La « réafricanisation des esprits nous a conduit à un discours unique, à une identité unique, en oubliant que nous sommes créoles, une identité composite », dit Brito-Semedo, qui prétend prouver cette thèse dans l’ouvrage.

Pour lui, le Cap-Vert « présente des caractéristiques uniques, comme une religion unique, la religion chrétienne, une langue unique, tout ce que nous pouvons faire avec ce mélange, un folklore qui nous est propre, nous avons beaucoup de mélanges que nous ne pouvons séparer, l’oralité la tradition est unique, la gastronomie par exemple… ».

Pour lui, les îles de São Tomé et Príncipe sont incontestablement africaines, pour de nombreuses raisons, « parmi lesquelles une deuxième colonie avec des gens du continent, y compris le Cap-Vert, mais nous ne le sommes pas parce que nous sommes ouverts principalement depuis le port de São Vicente ». .

L’ouvrage couvre les débuts de la ville de Ribeira Grande, connue sous le nom de « Cidade Velha », dont le port servait d’arrivée aux Portugais et aux esclaves de diverses ethnies africaines, jusqu’à la splendeur du port de São Vicente, à l’apogée du charbon. entreprise.

La créolité, que Brito-Semedo dit composite, s’étend également aux communautés d’émigrants réparties à travers le monde et qui, selon lui, « ont subi des changements, et c’est normal ».

Et il déclare : « Dire à la communauté capverdienne émigrée aux États-Unis, constituée depuis le XIXe siècle, que notre identité est africaine est choquante, dans notre identité nous avons une composante africaine, mais nous ne pouvons pas dire que la Les îles du Cap-Vert sont africaines… nous avons toujours dit que nous étions des Cap-Verdiens, une culture créole ».

Dans la conversation, l’auteur dit, en présentant une thèse alternative, « J’espère que nous pourrons y réfléchir sereinement », à la veille du 50ème anniversaire de l’Indépendance Nationale, qui sera célébré l’année prochaine.

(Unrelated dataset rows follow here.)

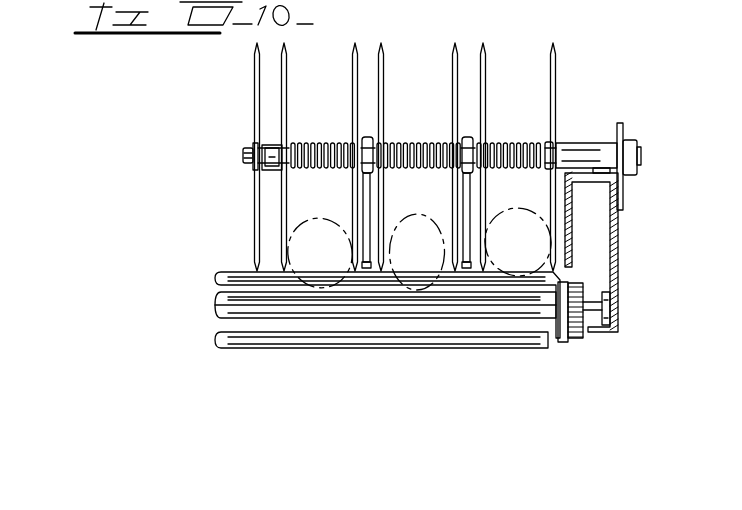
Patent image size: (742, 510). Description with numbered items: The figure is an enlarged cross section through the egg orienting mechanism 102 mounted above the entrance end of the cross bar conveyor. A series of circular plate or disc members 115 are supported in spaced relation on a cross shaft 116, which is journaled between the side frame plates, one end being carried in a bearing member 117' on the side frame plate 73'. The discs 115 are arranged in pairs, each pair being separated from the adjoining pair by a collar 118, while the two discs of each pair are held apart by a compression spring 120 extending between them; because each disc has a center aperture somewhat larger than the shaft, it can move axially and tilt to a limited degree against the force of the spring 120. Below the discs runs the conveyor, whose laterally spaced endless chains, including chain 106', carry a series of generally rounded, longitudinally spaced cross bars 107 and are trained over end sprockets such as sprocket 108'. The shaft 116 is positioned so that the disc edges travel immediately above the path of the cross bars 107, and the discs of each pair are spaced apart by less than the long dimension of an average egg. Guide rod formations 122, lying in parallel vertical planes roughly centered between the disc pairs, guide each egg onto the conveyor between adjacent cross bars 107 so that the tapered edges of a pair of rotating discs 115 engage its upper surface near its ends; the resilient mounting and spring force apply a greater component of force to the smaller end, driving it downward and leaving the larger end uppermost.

The circular plate or disc member 115 is at (384, 76).
The orienting mechanism 102 is at (560, 100).
The cross shaft 116 is at (253, 146).
The compression spring 120 is at (431, 126).
The collar 118 is at (475, 143).
The guide rod formation 122 is at (470, 192).
The bearing member 117' is at (651, 155).
The side frame plate 73' is at (615, 250).
The endless chain 106' is at (622, 290).
The end sprocket 108' is at (629, 306).
The cross bar 107 is at (222, 280).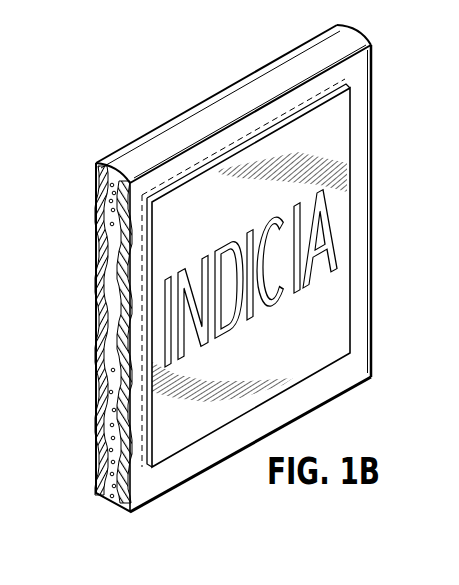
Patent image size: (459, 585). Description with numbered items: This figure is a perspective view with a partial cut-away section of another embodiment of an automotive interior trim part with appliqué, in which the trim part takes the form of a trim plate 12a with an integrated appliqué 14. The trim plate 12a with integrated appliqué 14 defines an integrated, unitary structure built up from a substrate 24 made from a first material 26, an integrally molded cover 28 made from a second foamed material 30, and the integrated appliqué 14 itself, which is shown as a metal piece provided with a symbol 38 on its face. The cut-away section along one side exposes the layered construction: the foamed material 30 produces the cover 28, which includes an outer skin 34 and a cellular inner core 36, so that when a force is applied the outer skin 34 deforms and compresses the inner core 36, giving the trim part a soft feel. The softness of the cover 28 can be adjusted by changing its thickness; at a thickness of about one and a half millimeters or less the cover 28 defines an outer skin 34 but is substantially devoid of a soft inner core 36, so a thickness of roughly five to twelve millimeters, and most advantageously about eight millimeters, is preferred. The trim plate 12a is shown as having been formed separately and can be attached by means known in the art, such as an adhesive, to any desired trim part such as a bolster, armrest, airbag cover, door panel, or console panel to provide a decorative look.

The trim plate 12a is at (383, 147).
The integrated appliqué 14 is at (341, 336).
The substrate 24 is at (120, 150).
The first material 26 is at (100, 181).
The cover 28 is at (360, 203).
The foamed material 30 is at (113, 504).
The outer skin 34 is at (116, 428).
The inner core 36 is at (94, 470).
The symbol 38 is at (334, 252).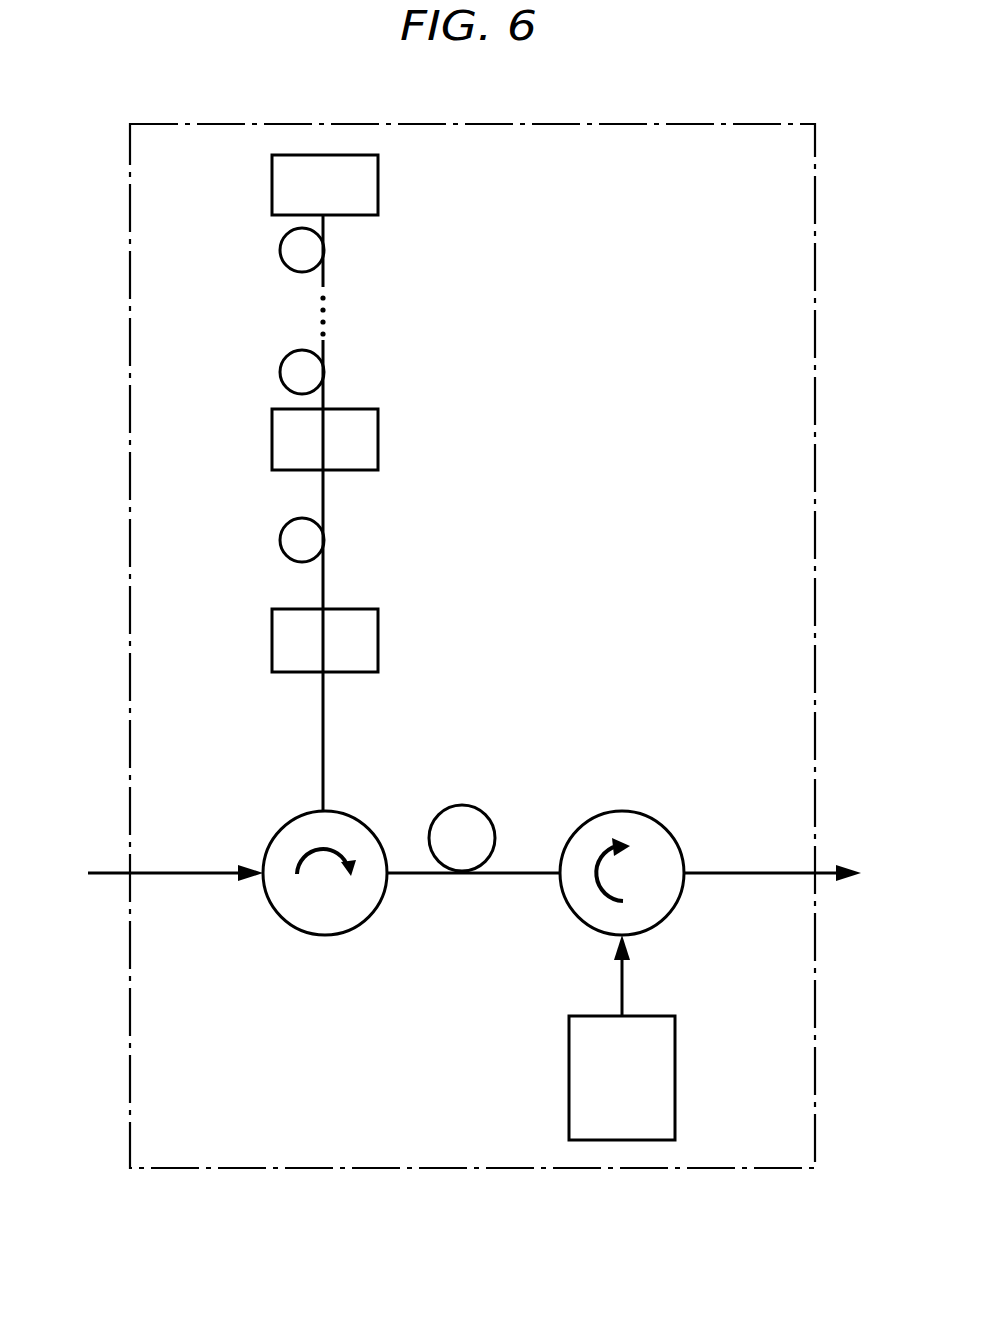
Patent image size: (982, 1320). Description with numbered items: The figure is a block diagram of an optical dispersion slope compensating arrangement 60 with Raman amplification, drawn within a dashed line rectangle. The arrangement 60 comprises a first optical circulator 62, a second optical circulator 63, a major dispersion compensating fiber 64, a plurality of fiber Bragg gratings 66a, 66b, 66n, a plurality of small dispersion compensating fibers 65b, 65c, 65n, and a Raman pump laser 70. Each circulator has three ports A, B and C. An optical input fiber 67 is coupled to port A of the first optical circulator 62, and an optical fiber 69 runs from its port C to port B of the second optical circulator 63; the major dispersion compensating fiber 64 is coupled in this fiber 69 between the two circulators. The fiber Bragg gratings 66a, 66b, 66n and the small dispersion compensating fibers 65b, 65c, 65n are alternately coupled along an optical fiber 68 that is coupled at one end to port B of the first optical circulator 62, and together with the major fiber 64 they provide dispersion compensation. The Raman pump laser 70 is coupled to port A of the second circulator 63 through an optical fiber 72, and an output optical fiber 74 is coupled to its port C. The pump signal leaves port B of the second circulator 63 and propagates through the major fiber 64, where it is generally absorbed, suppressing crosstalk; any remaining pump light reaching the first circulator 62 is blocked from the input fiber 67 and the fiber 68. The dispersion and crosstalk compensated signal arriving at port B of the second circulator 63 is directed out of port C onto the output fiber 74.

The optical dispersion slope compensating arrangement 60 is at (130, 308).
The first optical circulator 62 is at (273, 912).
The second optical circulator 63 is at (572, 911).
The major dispersion compensating fiber 64 is at (458, 805).
The small dispersion compensating fiber 65n is at (281, 254).
The small dispersion compensating fiber 65c is at (281, 373).
The small dispersion compensating fiber 65b is at (281, 544).
The fiber Bragg grating 66n is at (272, 181).
The fiber Bragg grating 66b is at (272, 440).
The fiber Bragg grating 66a is at (272, 650).
The optical input fiber 67 is at (168, 873).
The optical fiber 68 is at (325, 746).
The optical output fiber 69 is at (405, 874).
The Raman pump laser 70 is at (569, 1056).
The optical fiber 72 is at (623, 994).
The output optical fiber 74 is at (756, 873).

Né à São Vicente, Manuel Brito-Semedo a dans sa bibliographie Falucho (Rosa de Porcelana Editora, 2022), A Advocacia em Cabo Verde (Livraria Pedro Cardoso, 2020), Morna : Música Rainha de nôs terra, collection de 5 livres + CD (Ed. La Belle et la Bête, Edições, 2019) ; Représentation sociale des médecins au Cap-Vert (Pedro Cardoso Livraria, 2018) ; Au coin du temps – chroniques de l’Expresso das Ilhas (Ed. Expresso das Ilhas, 2017) ; Au coin du temps – chroniques de Mindelo (Ed. Ponto & Vírgula, 2014) ; Au coin du temps – Chroniques de Diazá (Ed. Bibliothèque nationale et Institut du livre, 2009) ; La construction de l’identité nationale – analyse de la presse entre 1877 et 1975 (Ed. Instituto da Biblioteca Nacional e do Livro, 2006) ; A Morna-balada – l’héritage de Renato Cardoso (Ed. Instituto da Promoção Cultural, 1999) ; Le placement des clitiques en portugais à Maputo (Maputo, 1997) ; et Caboverdianamente Ensaiando, vols. I et II (Ed. Ilhéu Editora, 1995 et 1998).